De esta forma, las mencionadas compañías han abonado casi cuatro millones de euros a Musaat por los daños y perjuicios causados.

"La decisión del Supremo pone fin a este apasionante caso con una complejidad procesal realmente destacable, confirmando la sentencia dictada por la Audiencia Provincial de Madrid, que condenaba a estas compañías por sus comportamientos de boicot y retorsión a Musaat", explica Antonio Cueto, Socio de Propiedad Industrial e Intelectual y Litigación en Bird & Bird y letrado director de Musaat en este asunto, añadiendo: “Este caso sienta un precedente muy importante en el ámbito del derecho de la competencia en cuanto a reclamaciones de daños y perjuicios por ilícitos antitrust. A la vez, la sentencia realiza interesantes pronunciamientos sobre la prescripción de las acciones, la práctica de prueba en segunda instancia, el efecto vinculante o no de las resoluciones judiciales emanadas de órganos de otro orden jurisdiccional, la prueba de daños y perjuicios en este tipo de acciones o la valoración de los informes periciales presentados por las partes".

El caso se inició en enero del año 2012 con la demandada interpuesta por Musaat frente a Caser, Scor y Asefa, que tenía por objeto la reclamación de los daños y perjuicios causados a Musaat por actos de retorsión y boicot realizados por las demandadas. Estos actos, llevados a cabo entre finales del año 2006 y principios del 2008, respondían a la comercialización por Musaat de un seguro decenal de daños a la edificación a precios más bajos a los precios mínimos pactados por un cartel anticompetitivo, que fue sancionado por la Resolución de la CNMC de 12 de noviembre de 2009.

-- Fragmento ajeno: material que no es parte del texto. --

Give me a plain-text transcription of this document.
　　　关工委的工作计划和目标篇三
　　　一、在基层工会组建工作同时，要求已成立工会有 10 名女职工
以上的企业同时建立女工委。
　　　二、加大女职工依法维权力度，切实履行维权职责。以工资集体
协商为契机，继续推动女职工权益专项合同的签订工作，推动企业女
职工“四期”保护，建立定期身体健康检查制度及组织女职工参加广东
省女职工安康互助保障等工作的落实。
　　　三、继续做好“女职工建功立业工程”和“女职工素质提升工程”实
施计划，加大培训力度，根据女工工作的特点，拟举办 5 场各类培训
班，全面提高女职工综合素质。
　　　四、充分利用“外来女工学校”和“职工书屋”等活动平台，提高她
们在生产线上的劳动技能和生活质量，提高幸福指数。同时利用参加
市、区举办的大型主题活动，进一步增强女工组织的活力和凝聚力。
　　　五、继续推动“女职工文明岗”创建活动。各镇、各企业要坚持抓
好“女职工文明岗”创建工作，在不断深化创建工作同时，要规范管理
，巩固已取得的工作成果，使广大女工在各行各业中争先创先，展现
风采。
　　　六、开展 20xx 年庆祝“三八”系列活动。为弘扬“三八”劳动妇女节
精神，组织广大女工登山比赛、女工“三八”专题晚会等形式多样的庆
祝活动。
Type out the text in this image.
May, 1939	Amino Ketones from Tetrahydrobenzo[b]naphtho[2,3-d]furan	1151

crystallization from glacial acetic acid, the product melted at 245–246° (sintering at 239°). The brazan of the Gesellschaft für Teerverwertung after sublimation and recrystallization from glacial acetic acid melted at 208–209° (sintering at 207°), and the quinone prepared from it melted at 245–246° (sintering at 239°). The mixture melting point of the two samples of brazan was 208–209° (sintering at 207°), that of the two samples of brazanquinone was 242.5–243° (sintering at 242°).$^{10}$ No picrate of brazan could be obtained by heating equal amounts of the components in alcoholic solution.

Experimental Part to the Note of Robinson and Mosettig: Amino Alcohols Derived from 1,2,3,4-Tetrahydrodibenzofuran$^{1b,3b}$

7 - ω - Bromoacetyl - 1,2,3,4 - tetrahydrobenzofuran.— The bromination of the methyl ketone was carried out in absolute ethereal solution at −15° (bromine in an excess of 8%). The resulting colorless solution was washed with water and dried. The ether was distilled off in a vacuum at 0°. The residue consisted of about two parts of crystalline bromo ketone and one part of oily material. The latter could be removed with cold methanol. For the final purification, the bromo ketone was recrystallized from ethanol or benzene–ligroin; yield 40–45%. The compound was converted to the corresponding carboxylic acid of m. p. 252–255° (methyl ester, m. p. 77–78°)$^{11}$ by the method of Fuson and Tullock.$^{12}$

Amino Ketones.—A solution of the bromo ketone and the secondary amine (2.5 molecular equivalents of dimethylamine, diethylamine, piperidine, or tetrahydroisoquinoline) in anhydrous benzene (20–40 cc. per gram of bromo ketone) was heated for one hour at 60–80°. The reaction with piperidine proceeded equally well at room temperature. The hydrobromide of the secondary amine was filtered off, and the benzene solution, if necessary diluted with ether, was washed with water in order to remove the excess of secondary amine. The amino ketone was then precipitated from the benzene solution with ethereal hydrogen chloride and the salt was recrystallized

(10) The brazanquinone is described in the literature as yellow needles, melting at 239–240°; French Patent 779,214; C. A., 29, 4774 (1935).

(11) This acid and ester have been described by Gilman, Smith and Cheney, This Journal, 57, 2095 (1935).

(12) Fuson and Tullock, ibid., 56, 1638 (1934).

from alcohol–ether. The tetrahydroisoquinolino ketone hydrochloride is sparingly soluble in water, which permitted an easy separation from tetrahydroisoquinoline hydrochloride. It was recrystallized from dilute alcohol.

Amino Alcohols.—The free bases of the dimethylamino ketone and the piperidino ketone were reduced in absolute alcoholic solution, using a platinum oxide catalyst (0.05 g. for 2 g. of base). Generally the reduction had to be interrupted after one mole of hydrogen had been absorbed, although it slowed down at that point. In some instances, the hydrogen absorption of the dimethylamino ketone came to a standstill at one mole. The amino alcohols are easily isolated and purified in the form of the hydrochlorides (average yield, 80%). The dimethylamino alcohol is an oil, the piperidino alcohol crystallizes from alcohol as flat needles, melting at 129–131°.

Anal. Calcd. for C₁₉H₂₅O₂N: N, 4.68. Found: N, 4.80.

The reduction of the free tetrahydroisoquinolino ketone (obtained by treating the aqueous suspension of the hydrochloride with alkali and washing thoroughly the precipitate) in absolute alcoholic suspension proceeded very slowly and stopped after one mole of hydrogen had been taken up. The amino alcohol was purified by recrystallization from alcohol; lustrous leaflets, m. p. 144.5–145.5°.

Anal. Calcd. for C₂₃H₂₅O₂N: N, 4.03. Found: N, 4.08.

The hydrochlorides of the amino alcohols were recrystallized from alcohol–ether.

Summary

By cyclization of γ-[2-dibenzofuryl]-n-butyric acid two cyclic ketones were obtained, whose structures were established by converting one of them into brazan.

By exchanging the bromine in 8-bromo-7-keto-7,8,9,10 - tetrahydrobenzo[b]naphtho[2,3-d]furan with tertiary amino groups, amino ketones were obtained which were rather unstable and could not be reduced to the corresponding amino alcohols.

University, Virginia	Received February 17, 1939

Las compañías Asefa, Scor y Caser, entre otras, interpusieron recursos contencioso-administrativos contra dicha resolución que fueron estimados por la Audiencia Nacional anulando la Resolución de la CNMC. Estas sentencias se dictaron durante la tramitación del procedimiento civil ante el Juzgado de lo Mercantil nº 12 de Madrid, lo que supuso un hecho de indudable relevancia y un cambio de estrategia procesal de Musaat. El procedimiento que se seguía ante el Juzgado de lo Mercantil fue finalmente resuelto mediante sentencia en febrero de 2014 estimando parcialmente la demanda de Musaat, declarando que los actos llevados a cabo por las demandadas constituían actos de boicot y retorsión y condenando a las demandadas al pago de daños y perjuicios.

La sentencia fue recurrida por las demandadas ante la Audiencia Provincial de Madrid y, en paralelo a este procedimiento civil, fueron recurridas en casación por la Abogacía del Estado las sentencias de la Audiencia Nacional ante el Tribunal Supremo. Un hecho relevante que se produjo durante la tramitación de estos recursos fue que, por primera vez en este tipo de acciones en España, la Comisión Europea se personó apoyando que fueran casadas las sentencias de la Audiencia Nacional usando la figura del amicus curiae. El Supremo casó las sentencias dictadas por la Audiencia Nacional, consiguiendo la rehabilitación de la Resolución de la CNMC de 12 de noviembre de 2009. Por su parte, la Audiencia Provincial de Madrid dictó sentencia resolviendo los tres recursos en el sentido de mantener la sentencia anterior del Juzgado de lo Mercantil nº 12 de Madrid, pero reduciendo la cuantía del daño.